LOL, but isn't life always like that. BTW I have been trying to find a good alaskan malamute breed do you have any ideas? Nancy

Friday, March 31, 2006 4:29:00 PM  
Blogger George Forgan-Smith said...

Interesting... I am still looking for a great alaskan malamute dog do you know of directory or something?

Saturday, April 01, 2006 7:09:00 AM  
Anonymous Darksky Kennels said...

I never thought of that. Hey did I mention I finally got my new pup from Darksky Kennels? He is soooo cute!

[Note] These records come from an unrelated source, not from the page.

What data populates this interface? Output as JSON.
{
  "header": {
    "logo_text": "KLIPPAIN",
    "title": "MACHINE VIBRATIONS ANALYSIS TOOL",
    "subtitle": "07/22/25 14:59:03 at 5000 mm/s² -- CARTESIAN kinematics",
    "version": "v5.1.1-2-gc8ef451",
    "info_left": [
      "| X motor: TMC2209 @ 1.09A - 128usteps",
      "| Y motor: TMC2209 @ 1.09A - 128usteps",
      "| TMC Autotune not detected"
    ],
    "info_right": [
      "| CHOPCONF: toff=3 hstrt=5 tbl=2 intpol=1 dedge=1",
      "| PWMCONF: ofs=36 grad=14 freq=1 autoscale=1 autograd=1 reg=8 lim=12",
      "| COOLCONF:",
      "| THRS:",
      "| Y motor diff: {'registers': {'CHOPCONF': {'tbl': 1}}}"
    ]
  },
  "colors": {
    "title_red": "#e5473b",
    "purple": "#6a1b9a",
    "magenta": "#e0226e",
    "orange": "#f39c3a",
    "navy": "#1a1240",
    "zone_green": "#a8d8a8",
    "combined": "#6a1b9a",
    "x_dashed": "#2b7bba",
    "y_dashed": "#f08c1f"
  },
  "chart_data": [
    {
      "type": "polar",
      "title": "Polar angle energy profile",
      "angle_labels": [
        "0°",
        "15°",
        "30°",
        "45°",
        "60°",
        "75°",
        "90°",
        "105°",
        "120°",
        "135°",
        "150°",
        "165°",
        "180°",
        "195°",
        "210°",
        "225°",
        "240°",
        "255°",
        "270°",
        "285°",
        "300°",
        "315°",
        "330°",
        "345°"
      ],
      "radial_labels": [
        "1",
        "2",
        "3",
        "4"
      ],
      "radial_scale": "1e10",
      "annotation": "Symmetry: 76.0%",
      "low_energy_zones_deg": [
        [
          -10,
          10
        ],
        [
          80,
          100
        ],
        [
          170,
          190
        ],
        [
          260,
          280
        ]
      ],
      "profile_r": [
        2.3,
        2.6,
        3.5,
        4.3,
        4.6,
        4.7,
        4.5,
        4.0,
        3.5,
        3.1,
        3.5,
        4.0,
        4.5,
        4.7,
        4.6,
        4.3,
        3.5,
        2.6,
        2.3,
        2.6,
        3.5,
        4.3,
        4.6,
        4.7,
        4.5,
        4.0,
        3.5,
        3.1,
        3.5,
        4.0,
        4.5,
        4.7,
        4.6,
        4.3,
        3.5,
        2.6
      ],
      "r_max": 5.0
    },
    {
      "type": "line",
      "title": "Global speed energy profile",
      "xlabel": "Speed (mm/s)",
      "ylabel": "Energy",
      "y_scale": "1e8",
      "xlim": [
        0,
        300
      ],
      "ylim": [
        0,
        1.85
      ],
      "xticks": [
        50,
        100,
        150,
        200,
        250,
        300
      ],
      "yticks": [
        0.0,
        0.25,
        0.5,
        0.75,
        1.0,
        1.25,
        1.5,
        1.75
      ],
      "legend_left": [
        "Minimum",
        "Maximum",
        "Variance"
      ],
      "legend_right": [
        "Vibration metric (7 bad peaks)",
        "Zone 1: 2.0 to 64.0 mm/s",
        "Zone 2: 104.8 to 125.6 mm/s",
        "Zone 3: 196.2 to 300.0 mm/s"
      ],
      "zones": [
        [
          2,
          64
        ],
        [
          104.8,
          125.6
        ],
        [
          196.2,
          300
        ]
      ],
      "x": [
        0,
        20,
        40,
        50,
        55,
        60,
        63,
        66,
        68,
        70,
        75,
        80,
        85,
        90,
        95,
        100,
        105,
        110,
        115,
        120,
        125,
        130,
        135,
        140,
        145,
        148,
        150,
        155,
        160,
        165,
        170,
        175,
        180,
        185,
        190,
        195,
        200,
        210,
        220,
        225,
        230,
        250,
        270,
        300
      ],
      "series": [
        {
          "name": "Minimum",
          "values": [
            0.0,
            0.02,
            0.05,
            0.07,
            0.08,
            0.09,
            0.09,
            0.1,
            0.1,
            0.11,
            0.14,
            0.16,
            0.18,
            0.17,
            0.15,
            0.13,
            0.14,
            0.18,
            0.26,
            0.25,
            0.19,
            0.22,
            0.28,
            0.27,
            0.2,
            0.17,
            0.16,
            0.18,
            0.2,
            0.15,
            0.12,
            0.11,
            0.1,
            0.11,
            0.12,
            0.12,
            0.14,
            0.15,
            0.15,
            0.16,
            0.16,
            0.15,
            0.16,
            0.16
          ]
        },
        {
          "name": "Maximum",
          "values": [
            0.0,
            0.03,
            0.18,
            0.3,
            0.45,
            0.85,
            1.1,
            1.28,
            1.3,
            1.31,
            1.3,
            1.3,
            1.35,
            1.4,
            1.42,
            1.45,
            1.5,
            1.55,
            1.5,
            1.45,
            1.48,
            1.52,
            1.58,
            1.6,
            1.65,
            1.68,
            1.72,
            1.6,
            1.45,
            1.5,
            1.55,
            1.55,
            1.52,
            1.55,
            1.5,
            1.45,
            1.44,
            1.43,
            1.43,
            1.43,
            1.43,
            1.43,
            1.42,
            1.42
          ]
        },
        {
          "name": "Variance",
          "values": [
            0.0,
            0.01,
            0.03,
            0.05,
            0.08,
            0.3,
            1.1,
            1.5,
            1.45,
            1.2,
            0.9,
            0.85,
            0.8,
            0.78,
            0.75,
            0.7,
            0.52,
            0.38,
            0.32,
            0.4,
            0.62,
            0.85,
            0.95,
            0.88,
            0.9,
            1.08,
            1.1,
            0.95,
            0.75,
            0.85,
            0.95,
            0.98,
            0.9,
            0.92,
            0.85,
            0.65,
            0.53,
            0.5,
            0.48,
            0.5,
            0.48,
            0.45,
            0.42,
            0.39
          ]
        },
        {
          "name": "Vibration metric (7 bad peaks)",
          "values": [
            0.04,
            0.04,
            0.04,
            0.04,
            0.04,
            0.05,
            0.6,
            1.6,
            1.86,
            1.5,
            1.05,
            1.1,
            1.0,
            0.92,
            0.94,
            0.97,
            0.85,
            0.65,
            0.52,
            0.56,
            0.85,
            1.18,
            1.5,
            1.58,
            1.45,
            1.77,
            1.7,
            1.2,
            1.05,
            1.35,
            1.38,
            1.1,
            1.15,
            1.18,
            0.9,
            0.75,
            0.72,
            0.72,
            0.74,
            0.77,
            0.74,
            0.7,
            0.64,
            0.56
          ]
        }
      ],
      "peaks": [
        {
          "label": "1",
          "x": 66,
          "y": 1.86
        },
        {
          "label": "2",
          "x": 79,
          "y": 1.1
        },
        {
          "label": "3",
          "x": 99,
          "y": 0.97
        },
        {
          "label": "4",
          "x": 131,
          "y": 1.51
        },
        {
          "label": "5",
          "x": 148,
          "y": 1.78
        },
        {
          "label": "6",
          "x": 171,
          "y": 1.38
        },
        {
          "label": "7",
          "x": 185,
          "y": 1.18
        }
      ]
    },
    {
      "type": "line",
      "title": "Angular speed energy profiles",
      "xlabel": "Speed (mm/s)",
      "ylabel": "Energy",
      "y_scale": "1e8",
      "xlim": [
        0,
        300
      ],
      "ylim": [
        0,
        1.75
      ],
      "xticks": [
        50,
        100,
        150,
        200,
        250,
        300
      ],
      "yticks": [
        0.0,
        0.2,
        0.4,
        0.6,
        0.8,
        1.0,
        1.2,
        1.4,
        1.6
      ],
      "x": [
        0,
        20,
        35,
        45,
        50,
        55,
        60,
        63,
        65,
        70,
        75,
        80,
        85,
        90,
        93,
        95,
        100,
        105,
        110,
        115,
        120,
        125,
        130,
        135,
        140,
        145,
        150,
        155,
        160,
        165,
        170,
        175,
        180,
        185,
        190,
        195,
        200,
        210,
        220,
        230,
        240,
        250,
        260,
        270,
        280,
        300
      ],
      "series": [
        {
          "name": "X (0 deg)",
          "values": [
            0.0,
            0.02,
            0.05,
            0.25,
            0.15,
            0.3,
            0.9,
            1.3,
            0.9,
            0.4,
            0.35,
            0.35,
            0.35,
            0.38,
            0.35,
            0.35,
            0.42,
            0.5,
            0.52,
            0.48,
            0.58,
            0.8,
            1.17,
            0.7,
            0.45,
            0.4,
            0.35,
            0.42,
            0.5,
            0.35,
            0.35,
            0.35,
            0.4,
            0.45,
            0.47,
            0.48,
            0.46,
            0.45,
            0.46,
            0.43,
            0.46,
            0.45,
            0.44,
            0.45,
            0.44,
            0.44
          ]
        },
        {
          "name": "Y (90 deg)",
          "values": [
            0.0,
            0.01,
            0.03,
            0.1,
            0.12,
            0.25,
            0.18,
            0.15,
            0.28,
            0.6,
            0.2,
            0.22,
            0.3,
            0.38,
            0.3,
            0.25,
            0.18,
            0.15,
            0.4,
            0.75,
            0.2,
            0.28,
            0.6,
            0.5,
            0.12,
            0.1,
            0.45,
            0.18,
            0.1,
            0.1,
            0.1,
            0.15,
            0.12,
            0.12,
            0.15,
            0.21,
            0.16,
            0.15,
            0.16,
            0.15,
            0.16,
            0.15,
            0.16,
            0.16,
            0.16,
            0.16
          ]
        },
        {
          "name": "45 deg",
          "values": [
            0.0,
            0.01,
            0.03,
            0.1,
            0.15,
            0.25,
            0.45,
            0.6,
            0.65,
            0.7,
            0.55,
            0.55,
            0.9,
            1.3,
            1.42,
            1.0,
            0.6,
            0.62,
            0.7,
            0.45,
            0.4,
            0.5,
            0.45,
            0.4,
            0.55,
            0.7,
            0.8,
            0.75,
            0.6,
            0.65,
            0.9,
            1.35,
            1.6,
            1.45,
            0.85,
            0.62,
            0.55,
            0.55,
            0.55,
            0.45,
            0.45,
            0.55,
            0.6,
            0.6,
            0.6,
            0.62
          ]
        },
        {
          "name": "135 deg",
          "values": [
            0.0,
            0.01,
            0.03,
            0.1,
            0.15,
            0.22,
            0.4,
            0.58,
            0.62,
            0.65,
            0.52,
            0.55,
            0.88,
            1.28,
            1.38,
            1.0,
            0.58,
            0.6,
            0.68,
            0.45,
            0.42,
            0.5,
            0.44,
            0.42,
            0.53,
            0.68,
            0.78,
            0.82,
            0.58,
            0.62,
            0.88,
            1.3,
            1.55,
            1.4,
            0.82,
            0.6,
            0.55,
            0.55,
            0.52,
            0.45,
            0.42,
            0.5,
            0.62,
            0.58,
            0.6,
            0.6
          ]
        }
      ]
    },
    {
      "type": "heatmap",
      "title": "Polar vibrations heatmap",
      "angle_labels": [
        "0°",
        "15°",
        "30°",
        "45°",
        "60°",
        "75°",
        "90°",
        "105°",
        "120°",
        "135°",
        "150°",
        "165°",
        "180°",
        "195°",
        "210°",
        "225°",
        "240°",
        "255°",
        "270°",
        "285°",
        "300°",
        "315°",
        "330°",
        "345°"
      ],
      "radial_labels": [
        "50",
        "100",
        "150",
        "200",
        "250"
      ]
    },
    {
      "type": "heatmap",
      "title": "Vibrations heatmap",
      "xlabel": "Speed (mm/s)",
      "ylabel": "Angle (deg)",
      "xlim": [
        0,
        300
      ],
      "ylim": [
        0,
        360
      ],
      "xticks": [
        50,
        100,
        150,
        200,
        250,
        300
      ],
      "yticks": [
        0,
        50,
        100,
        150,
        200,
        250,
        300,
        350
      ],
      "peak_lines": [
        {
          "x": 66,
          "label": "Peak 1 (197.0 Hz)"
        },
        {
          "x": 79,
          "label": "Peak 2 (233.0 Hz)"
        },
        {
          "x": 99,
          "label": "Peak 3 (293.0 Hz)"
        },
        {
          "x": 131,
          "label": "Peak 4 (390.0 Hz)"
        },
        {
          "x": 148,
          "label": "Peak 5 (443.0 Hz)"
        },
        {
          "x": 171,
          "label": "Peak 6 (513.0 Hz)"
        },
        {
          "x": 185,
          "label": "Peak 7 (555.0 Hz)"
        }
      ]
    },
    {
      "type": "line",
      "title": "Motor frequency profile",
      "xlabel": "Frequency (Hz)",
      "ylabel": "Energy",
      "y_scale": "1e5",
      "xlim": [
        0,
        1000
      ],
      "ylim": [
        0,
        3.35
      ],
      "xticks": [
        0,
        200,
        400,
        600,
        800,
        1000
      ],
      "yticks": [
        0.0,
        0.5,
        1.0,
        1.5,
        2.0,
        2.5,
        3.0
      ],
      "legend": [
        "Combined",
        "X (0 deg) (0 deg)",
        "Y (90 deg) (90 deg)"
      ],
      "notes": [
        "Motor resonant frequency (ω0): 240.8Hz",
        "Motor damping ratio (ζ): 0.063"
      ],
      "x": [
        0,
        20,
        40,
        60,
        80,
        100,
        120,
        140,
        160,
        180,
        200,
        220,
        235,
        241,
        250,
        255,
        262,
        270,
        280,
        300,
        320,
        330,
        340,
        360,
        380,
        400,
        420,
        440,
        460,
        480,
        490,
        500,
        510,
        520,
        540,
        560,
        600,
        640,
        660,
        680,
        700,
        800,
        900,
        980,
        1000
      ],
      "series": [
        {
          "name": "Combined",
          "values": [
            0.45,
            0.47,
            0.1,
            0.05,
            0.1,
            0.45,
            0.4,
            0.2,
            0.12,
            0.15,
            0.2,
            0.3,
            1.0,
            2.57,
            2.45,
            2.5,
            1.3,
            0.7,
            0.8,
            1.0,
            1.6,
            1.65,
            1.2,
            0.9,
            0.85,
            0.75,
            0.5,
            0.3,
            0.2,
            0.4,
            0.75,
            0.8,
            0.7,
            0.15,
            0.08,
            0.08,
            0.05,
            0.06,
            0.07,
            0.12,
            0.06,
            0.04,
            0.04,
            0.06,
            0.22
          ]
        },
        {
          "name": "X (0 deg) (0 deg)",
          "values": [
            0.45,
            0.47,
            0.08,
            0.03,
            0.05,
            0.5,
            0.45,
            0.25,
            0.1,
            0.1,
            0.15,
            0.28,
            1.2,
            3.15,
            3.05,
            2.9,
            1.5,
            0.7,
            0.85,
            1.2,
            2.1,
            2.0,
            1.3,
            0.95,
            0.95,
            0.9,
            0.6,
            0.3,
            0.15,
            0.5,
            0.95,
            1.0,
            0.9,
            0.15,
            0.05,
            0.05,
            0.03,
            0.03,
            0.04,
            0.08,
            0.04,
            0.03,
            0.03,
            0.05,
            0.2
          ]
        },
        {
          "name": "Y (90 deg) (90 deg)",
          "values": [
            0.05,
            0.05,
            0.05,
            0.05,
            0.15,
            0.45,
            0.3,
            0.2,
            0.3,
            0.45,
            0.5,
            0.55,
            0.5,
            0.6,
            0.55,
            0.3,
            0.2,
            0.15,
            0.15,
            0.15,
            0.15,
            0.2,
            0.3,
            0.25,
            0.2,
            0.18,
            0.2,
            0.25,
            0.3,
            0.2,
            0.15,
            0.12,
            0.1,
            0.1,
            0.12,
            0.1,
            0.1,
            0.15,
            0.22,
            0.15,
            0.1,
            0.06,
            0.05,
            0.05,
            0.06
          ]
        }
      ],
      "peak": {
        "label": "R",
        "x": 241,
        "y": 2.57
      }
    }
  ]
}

Tuesday, May 09, 2006 4:27:00 PM  
Blogger NINANINA said...

hi I was surfing the blogs tonight, just looking for info on coydogs. I have one.. the vet confirmed it. plus I live right outside of Houston!
your career studies are fascinating.. I am an art teacher. MY dog (diamond ) is beautiful.. half coyote half husky. check my blog for her pic. She is very friendly, hyper, submissive but has a good bark with an occasional yelp - like a coyote,

Thursday, July 13, 2006 8:24:00 PM  
Blogger fdocc said...

Dear Nina,

Thank you for your comment! We have included here the link to two pictures of your coyote-dog diamond, and her face.